When you Google search the Dark Web, what you will get from the search results are countless news articles about the Silk Road.
Before this modern version of the Silk Road, it represented a network of trade routes that spanned the Asian continent and connected the east to the west.
It was active in the Han dynasty from 206 BC until its disintegration in the 1450’s. Its name comes from the extremely profitable trade of silk by the Chinese. The route was credited with the expansion and development of the civilizations in China, the Indian subcontinent, Europe, Persia, the horn of Africa and Arabia. The route also helped in spreading art, technologies and even diseases.
The Modern Silk Road
The modern Silk Road was launched in February 2011 and was a Tor-protected drug marketplace. It operated from the dark web since its inception until 2013, when the FBI shut it down. According to them, this online black market was created and run by Ross William Ulbricht. He managed the platform by using an online pseudonym Dread Pirate Roberts and operating within the dark web. Hence, the Silk Road was a part of the World Wide Web that is built on top of darknets. These are networks that require a specific access and authorization, which made the platform very hard to get into. Users could anonymously and securely browse the Silk Road without the need to worry about getting caught. When the site was shut down, it was estimated that it had earned over $1.2 billion in revenue.
The creator of the Silk Road is someone who does not look like a criminal or even has a criminal record. As already said, his name is Ross William Ulbricht and with a Master’s Degree in Materials Science and Engineering, he was someone with a bright future. Before he created the Silk Road, Ulbricht had been the CEO of a bookstore called Good Wagon Books. During this time, he discovered stock trading and Bitcoin. As a libertarian, he believed in freedom of choice and wanted to create a website where users could buy anything anonymously. The bookstore was closed in 2011, and a few weeks later, the Silk Road went live.
How Was It so Successful?
Due to its Tor protection, the site expanded rapidly. The fact that Tor protected the Silk Road was a big problem for the authorities and made it nearly impossible for them to track down Ulbricht. A number of scientists as well as some members of the U.S. Naval Research Laboratory are responsible for the creation of Tor, which is a free software enabling anonymity. It is now a very valuable tool for political activists, whistleblowers, dissidents, and it eventually enabled criminals to communicate online without fear.

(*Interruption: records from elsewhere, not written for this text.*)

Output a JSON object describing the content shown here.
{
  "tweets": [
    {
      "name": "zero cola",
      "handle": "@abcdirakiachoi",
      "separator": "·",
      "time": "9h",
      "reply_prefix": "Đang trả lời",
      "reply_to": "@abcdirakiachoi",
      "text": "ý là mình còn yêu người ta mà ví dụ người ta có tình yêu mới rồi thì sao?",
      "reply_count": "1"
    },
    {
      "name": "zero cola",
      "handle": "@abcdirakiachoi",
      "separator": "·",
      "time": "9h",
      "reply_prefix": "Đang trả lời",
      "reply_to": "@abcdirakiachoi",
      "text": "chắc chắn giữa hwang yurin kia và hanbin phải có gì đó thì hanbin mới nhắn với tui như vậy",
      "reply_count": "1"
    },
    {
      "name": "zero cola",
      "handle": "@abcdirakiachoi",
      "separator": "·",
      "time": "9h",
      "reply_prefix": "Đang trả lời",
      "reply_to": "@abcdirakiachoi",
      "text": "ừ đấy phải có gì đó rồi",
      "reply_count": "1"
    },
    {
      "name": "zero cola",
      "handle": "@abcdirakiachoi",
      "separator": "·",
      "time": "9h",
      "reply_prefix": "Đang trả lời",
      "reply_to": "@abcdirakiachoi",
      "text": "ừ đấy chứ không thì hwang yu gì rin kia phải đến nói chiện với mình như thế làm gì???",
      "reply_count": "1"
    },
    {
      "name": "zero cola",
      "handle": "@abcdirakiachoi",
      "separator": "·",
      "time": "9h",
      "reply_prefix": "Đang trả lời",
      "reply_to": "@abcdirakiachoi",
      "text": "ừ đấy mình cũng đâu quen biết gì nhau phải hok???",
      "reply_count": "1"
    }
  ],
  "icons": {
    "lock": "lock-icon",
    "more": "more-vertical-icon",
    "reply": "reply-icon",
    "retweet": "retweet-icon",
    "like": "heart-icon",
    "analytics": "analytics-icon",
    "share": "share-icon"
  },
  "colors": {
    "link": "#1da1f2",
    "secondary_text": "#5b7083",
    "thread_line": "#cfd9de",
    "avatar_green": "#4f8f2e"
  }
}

Gawker, a popular media website, published an article about the Silk Road that generated massive publicity and the attention of the FBI. This led to the creation of a special task force by the government called Marco Polo. It became evident that tracking down the creator was essential to shutting down the Silk Road. Eventually, the investigators were able to identify the overseas hosting company that was used to host the Silk Road. This, in turn, enabled them to retrieve all of the website’s private messages. In October 2013, the FBI permanently shut down the Silk Road. The FBI arrested Ross William Ulbricht in San Francisco, at the beginning of October 2013. The information leading to the arrest was provided by multiple factions of the United States government, including the FBI, IRS, DEA, DHS, U.S. Secret Service, Bureau of Alcohol, Firearms Tobacco and Explosives and even the U.S. Postal Inspection – all being part of the Marco Polo task force.
Ulbricht was convicted of seven charges by the jury, including drug trafficking, computer hacking, criminal enterprise, and money laundering. Then, on May 29th, 2015, he was handed 5 sentences, 2 of which included life imprisonment. Even with that sentence, many copycat websites were created but were all quickly shut down. The harsh sentence was meant to serve as a warning to others.